As a white South African, I know how negative perceptions of a place and its people are perpetuated through media stereotypes; how often do the hitmen and warlords and drug dealers and psychotics and gangsters in Hollywood movies and video games and tv shows speak with Serbian (or South African) accents? Often, that’s how often. I’m attuned to this vilification. There are reasons for it of course (admittedly some of which stem from what the country once was.) More than history, though, the fact is that Serbs have very little power or voice in the real world, and more importantly, they don’t have the financial clout to force or even influence a change. (when was the last time you saw a Chinese movie villain?)  The truth is that media messages and perceptions have almost zero relation to the country and its people in the real world of 2018.

But there’s a plan to change this. Six months ago, I was invited to join Prime Minister Brnabic‘s cabinet at the request of the Prime Minister herself, to work with my incredibly talented colleague Ana Ilic, her senior advisor on Creative & Digital Industries. We were challenged with putting in place interventions that might begin shifting the needle on Serbia’s soft power and global reputation, using Serbia’s Creative and Digital Industries as our platform and tool. We called it: Creative Serbia.

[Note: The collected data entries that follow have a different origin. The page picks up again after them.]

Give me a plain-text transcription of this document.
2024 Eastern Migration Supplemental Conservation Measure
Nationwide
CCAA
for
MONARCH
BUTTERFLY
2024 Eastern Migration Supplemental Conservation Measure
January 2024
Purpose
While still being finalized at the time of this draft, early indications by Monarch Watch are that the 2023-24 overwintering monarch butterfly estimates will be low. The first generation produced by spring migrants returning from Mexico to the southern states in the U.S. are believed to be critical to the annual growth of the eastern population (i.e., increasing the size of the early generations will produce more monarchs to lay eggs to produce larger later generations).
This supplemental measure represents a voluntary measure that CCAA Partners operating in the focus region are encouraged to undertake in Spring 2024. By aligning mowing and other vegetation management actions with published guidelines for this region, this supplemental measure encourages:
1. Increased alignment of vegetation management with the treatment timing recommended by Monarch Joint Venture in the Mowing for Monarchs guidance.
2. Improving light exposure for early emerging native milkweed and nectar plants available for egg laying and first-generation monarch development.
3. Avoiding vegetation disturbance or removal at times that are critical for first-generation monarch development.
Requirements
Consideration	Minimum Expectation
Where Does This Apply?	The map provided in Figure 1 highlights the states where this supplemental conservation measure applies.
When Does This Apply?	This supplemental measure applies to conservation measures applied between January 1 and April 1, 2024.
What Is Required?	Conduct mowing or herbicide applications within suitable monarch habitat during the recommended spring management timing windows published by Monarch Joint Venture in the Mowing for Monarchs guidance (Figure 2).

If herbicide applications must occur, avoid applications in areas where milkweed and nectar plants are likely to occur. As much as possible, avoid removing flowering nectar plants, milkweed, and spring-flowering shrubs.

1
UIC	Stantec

The Creative Industries are already a significant contributor to the Serbian economy, employing over 100,000 Serbians, almost 70% of whom are 25-44 years old, and many of whom are women. Serbian creatives design furniture and software, fashion and music, gastronomy and film, VR and AR, theatre and dance and fine art and video games at an internationally competitive standard. Correctly supported, these creatives offer opportunities: to create even more jobs, to boost small businesses, promote tourism, improve our soft power standing, limit brain drain from the country, and influence how the country is perceived at home and abroad. Our project, now rolling out under the Creative Serbia banner, is to strategically and methodically focus conversations around Serbian creativity, innovation, ingenuity and resilience across a range of global, regional and domestic platforms. By placing Serbian inventiveness and playfulness front and centre, we will slowly change the narrative around what Serbia is and what it stands for.

So one day, when I ask: What do you know of Serbia?, I hope your answers will be entirely different.

For Creative Serbia: The Future is Creative.